LONDON (AFP) - The only surviving Gurkha to win the Victoria Cross, Britain's highest military decoration, went to parliament on Wednesday to address lawmakers on the fearsome Nepalese soldiers' welfare.
Captain Rambahadur Limbu, 74, who was awarded the VC for storming an enemy position during the Indonesian Confrontation in 1965, spoke to the Gurkha Welfare Inquiry into the soldiers' outstanding grievances.
The cross-party panel of lawmakers is considering the Gurkhas' appeal for higher pensions and rights for their adult dependents in Nepal to settle in Britain.
Gurkhas should get the same pay, pension and other conditions as their British counterparts for doing the same job, said the organisation Gurkha Satyagraha.
Wearing his heavy row of medals on his left breast and walking with a stick, Limbu posed for pictures outside the Houses of Parliament in London.
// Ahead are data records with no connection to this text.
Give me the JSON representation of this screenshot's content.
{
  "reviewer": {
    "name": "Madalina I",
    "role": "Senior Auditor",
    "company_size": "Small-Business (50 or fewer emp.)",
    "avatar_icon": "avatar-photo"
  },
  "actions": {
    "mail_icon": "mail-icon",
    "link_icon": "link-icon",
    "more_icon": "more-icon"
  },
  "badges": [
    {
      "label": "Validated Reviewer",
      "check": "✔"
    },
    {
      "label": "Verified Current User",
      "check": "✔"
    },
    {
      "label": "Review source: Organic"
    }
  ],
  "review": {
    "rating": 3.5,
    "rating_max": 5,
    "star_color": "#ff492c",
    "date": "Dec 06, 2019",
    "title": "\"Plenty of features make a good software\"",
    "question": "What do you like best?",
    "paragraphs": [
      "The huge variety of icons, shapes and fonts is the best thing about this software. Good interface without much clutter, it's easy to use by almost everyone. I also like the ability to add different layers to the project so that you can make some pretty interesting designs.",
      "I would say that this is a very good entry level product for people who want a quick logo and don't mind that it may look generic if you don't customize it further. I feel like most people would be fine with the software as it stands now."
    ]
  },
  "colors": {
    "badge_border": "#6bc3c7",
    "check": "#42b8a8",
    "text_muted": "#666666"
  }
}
"The Gurkhas are a much valued part of the British army and are held in high self esteem and with considerable affection by the British public," said lawmaker Jackie Doyle-Price, who is chairing the inquiry.
"Whilst there have been significant developments in recent years in terms of the pay and conditions of Gurkha soldiers and the extension of the right to settlement there remain some outstanding grievances which the Gurkhas are determined to have addressed.
"This will give the Gurkhas the opportunity to make their case to a committee of parliamentarians and for the Ministry of Defence to publicly address the points." The public hearings will continue into April.
The government has pledged all relevant departments will cooperate fully with the inquiry.
The extremely rare VC, given for valour in the face of the enemy, takes precedence over all other military honours. It is said they are struck from cannons captured at Sevastopol during the 1853-1856 Crimean War in which Russia lost to Britain, France and the Ottoman Empire.
Besides Limbu there are only three other living holders of a British VC, four of the Australian VC and one of the New Zealand VC.
The Gurkhas - known for their ferocity, loyalty, bravery and razor-sharp kukri fighting knives - first served as part of the Indian army in British-run India in 1815.
Around 200,000 fought for Britain in World Wars I and II; some 43,000 were killed or wounded.
Around 3,100 currently serve in the British army.